I wanted to take a few moments and review the past year and thank all the avenues and people for the support that they have given me. This past 16 months has been an amazing journey for me. I have seen the darkest hours and I have seen the brightest of hope. I have seen how to put recovery into action and I have seen what it does if no action is taken. I have and continue to be active in my rolls in recovery. However, having so much support around me helps so much.
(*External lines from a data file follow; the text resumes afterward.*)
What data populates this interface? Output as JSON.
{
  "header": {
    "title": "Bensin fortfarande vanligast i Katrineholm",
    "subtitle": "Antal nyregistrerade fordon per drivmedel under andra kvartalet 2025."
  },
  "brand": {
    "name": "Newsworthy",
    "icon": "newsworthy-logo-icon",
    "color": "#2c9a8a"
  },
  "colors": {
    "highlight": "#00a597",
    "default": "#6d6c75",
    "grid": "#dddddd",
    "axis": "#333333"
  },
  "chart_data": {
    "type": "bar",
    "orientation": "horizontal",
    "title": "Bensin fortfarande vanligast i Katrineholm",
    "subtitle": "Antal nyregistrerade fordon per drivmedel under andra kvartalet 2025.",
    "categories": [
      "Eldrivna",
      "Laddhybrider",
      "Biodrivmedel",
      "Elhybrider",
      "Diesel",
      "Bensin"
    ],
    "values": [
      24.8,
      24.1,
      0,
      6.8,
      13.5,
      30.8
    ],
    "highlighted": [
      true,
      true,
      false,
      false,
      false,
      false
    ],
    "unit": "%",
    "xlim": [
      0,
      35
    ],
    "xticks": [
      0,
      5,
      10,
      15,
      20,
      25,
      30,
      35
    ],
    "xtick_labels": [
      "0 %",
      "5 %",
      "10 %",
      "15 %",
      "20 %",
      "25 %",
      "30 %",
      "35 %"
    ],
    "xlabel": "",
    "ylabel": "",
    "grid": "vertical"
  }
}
Yesterday I was working on my bike and had Jake over to help out. We were discussing recovery and how others can get help. Jake just rolled out a site and I encourage all to check it out. it can be found at recoverywithjake.org Sitting in my garage with a good friend and knowing that if I need him to help me through a tough time and that he will be there for me is huge. I think that men in general feel so weak if we need to ask for help. In recovery, I see this all the time. Men falling down because they are simply not asking for help. I understand that prayer and help from the Savior is the first place support should be sought from. I also believe that the Lord placed each of us on the earth to help others and that he wants us to learn from these type of experiences. If the Lord did not work through others then what is our purpose in creating bonds with each other?
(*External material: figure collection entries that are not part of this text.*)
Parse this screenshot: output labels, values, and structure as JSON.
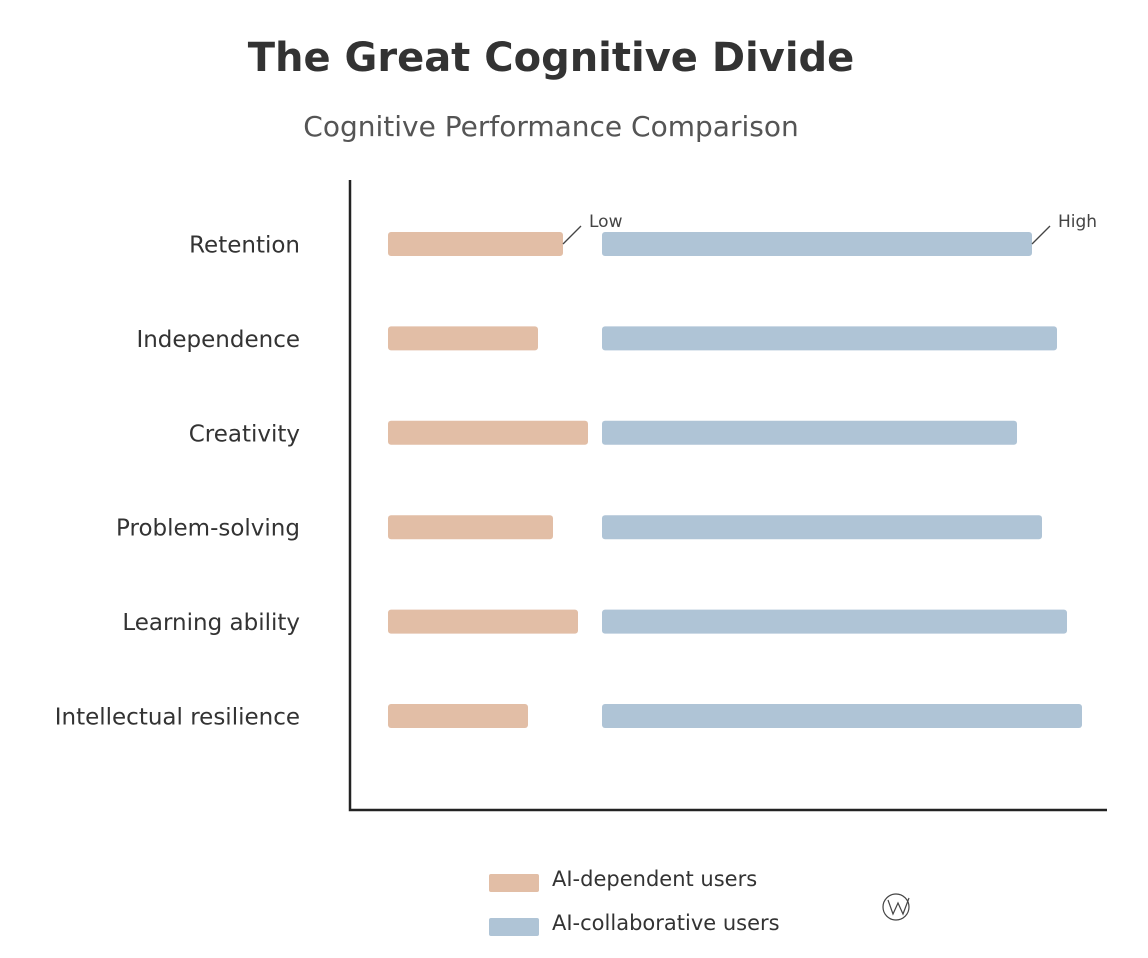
{
  "chart_data": {
    "type": "bar",
    "title": "The Great Cognitive Divide",
    "subtitle": "Cognitive Performance Comparison",
    "categories": [
      "Retention",
      "Independence",
      "Creativity",
      "Problem-solving",
      "Learning ability",
      "Intellectual resilience"
    ],
    "series": [
      {
        "name": "AI-dependent users",
        "color": "#e2bea6",
        "values": [
          35,
          30,
          40,
          33,
          38,
          28
        ]
      },
      {
        "name": "AI-collaborative users",
        "color": "#afc4d6",
        "values": [
          86,
          91,
          83,
          88,
          93,
          96
        ]
      }
    ],
    "annotations": [
      "Low",
      "High"
    ]
  }
}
I admit, when I was in my addiction I was too prideful to reach out for help. I though I could handle it and that this was something only I could fix. Wow, how wrong was I. After nearly 16 months of sobriety I have realized that I have needed everyone and every resource to get to where I am. My Mom and Dad have been there and will continue to be there for me. I have felt their love and support from day one when I was sitting on their couch telling them everything that I had been through. I am still so grateful for their reaction. They wrapped me in their arms and told me that we will get through this. My in-laws have been the same way. Although I know they are still very hurt at the pain I have caused their daughter, I still feel love from them. I know that at any time I could reach out to any of my family members and get support from them.
All of the support group brothers that I have are more than amazing. I have such great respect for those who are in recovery and still fight for freedom from addiction. The bonds I create and maintain help me through each day of my life.
The love of the Savior at times is tangible but is more frequently felt through others. As I have been very blessed in my recovery I hope that I can be of support to others who are struggling or just be a good friend to those who are in need of a friend.
Finding the right kind of support is critical. I don't believe that anyone can recover from addiction without support from others. I am so grateful for the support I continue to get and so I fight. I will fight for the love and support of others and more importantly the love of my Savior.